Direct problem: modeling pheromone propagation

[1]:
import numpy as np
import matplotlib.pyplot as plt
import matplotlib.ticker as ticker
from pathlib import Path
import os
import time

import pherosensor

from pheromone_dispersion.geom import MeshRect2D
from pheromone_dispersion.diffusion_tensor import DiffusionTensor
from pheromone_dispersion.velocity import Velocity
from pheromone_dispersion.source_term import Source
from pheromone_dispersion.convection_diffusion_2D import DiffusionConvectionReaction2DEquation

from utils.plot_env_param import plot_velocity_field, plot_diffusion_tensor
from utils.plot_colormap import plot_colormap, plot_colormap_all_timestep
from utils.generate_gif import generate_gif
[2]:
path = os.getcwd()
path_data = path + '/data'
path_output = path + '/output'
if not os.path.isdir(Path(path_output)):
    os.makedirs(Path(path_output))
path_plot = path_output + '/plot'
if not os.path.isdir(Path(path_plot)):
    os.makedirs(Path(path_plot))

This notebook aims at presenting the Partial Differential Equations (PDE) used to model the pheromone propagation in the atmosphere, the solvers implemented in the module pheromone_dispersion and the different submodules on which the solvers are based.

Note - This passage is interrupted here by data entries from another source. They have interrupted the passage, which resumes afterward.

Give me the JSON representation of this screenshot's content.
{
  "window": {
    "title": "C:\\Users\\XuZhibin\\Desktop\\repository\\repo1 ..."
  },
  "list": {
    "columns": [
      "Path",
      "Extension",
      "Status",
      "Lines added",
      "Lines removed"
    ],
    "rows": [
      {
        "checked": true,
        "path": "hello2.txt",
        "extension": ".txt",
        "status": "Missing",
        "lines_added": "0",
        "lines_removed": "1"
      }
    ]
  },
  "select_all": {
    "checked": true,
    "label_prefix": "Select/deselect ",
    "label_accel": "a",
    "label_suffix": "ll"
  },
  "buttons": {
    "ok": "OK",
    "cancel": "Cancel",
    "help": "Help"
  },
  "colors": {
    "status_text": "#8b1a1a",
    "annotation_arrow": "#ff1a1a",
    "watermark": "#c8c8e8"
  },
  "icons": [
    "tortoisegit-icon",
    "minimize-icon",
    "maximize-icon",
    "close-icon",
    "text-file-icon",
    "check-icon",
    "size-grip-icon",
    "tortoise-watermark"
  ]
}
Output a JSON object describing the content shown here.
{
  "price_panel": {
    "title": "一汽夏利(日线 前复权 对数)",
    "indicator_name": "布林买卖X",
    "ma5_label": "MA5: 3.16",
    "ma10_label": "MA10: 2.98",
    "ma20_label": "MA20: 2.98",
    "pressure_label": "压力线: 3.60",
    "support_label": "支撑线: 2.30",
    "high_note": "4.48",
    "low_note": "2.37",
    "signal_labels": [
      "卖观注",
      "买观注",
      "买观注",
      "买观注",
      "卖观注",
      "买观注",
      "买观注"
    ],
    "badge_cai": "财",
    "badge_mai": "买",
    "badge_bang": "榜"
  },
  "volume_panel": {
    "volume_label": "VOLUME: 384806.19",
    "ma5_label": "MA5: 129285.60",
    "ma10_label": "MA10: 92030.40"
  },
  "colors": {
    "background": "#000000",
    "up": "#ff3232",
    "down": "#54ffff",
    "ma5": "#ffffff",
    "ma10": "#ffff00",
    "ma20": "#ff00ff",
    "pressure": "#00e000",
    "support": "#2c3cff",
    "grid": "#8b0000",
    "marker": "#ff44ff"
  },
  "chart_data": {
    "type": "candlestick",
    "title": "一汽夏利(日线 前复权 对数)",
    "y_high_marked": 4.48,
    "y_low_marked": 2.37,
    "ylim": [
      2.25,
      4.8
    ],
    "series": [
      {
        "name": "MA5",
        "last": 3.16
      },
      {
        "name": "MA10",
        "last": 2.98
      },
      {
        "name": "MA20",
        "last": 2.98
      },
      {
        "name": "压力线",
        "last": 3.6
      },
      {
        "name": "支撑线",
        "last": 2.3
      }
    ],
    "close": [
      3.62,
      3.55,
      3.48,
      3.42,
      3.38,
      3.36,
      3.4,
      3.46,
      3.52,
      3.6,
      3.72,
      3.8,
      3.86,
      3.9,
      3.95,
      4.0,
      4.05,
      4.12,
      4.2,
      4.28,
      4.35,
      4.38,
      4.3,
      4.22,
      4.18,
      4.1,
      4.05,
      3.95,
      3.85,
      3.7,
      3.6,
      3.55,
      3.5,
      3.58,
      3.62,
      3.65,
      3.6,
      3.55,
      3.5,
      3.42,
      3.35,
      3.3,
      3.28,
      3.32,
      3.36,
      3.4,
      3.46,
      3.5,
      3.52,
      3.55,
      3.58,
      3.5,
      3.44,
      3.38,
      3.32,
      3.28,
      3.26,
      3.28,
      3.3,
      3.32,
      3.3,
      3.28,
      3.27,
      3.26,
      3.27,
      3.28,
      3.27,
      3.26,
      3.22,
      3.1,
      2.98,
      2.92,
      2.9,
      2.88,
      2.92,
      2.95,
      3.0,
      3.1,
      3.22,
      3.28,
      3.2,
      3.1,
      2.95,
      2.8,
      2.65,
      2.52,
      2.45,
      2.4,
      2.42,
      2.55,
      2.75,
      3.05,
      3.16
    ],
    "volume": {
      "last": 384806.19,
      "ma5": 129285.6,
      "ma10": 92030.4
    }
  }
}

In a first section, the 2D PDE pheromone propagation model is presented.
Then, the different submodules are presented and illustrated over a simple but representative case.
At last but not at least, the numerical solvers of the PDE model are presented and used to model the pheromone propagation in this test case.

bibliography: ../paper/paper.bib

Pheromone propagation model

The most classical model to simulate propagation of chemical specie in the atmosphere is a 3D Chemical-Transport Model (CTM). The CTM are obtained from the reactive Navier-Stokes equations by using especially the dilution hypothesis. This hypothesis consists in decoupling the dynamic of the atmosphere and the dynamic of the concentration of the chemical specie that is present is very small proportion and assumed chemically passive. As consequence, dynamical field such as the wind or the diffusion coefficients can be computed separately and given as parameters of the CTM.
In the present context, the following 2D depth-integrated CTM, referred as the pheromone propagation model below, is used to model the total concentration of pheromone over the depth of the layer \(c(x,y,t)\) [\(g.m^{-2}\)] on a domain \(\Omega\in\mathbb{R}^2\) and during a time window \([0;T]\).
\[\begin{equation} \frac{\partial c}{\partial t}-\nabla\cdot(\mathbf{K}\nabla c)+\nabla\cdot(\vec{u}c)+\tau_{loss}c=s~\forall (x,y,t)\in\Omega\times[0;T] \end{equation}\]
The coefficient \(\mathbf{K}(x,y,t)\) [\(m^2.s^{-1}\)] is the diffusion coefficient. This coefficient results from modelling the turbulent diffusion at an unresolved scale (classically, scale smaller than the scale of the numerical grid) using the K theory.
As mentioned above, in CTM, the wind velocity field \(\vec{u}(x,y,t)=(u(x,y,t),v(x,y,t))\) [\(m.s^{-1}\)] is given as parameter. For example, \(\vec{u}\) can be computed using a large meteorological model and then, taken as input data in the present CTM.
The loss coefficient \(\tau_{loss}(x,y,t)\) [\(s^{-1}\)] is the coefficient resulting from the loss of pheromone due to vertical phenomena. This includes the deposition and settling of the pheromone on the ground and the vertical diffusion that will spread the pheromone out of the layer of interest. Let us note that the loss coefficient \(\tau_{loss}\) depends on the vegetation presents on the ground and on the stability of the atmosphere.
The source term \(s(x,y,t)\) [\(g.m^{-2}.s^{-1}\)] of the pheromone propagation model is the quantity of pheromone emitted by the insects per second. In the context of the PheroSensor project, the source term \(s\) is the quantity to infer to deduce the localization of the insects. This inference is the subject of the package source_localization presented in the notebook on pheromone emission inference and source localization.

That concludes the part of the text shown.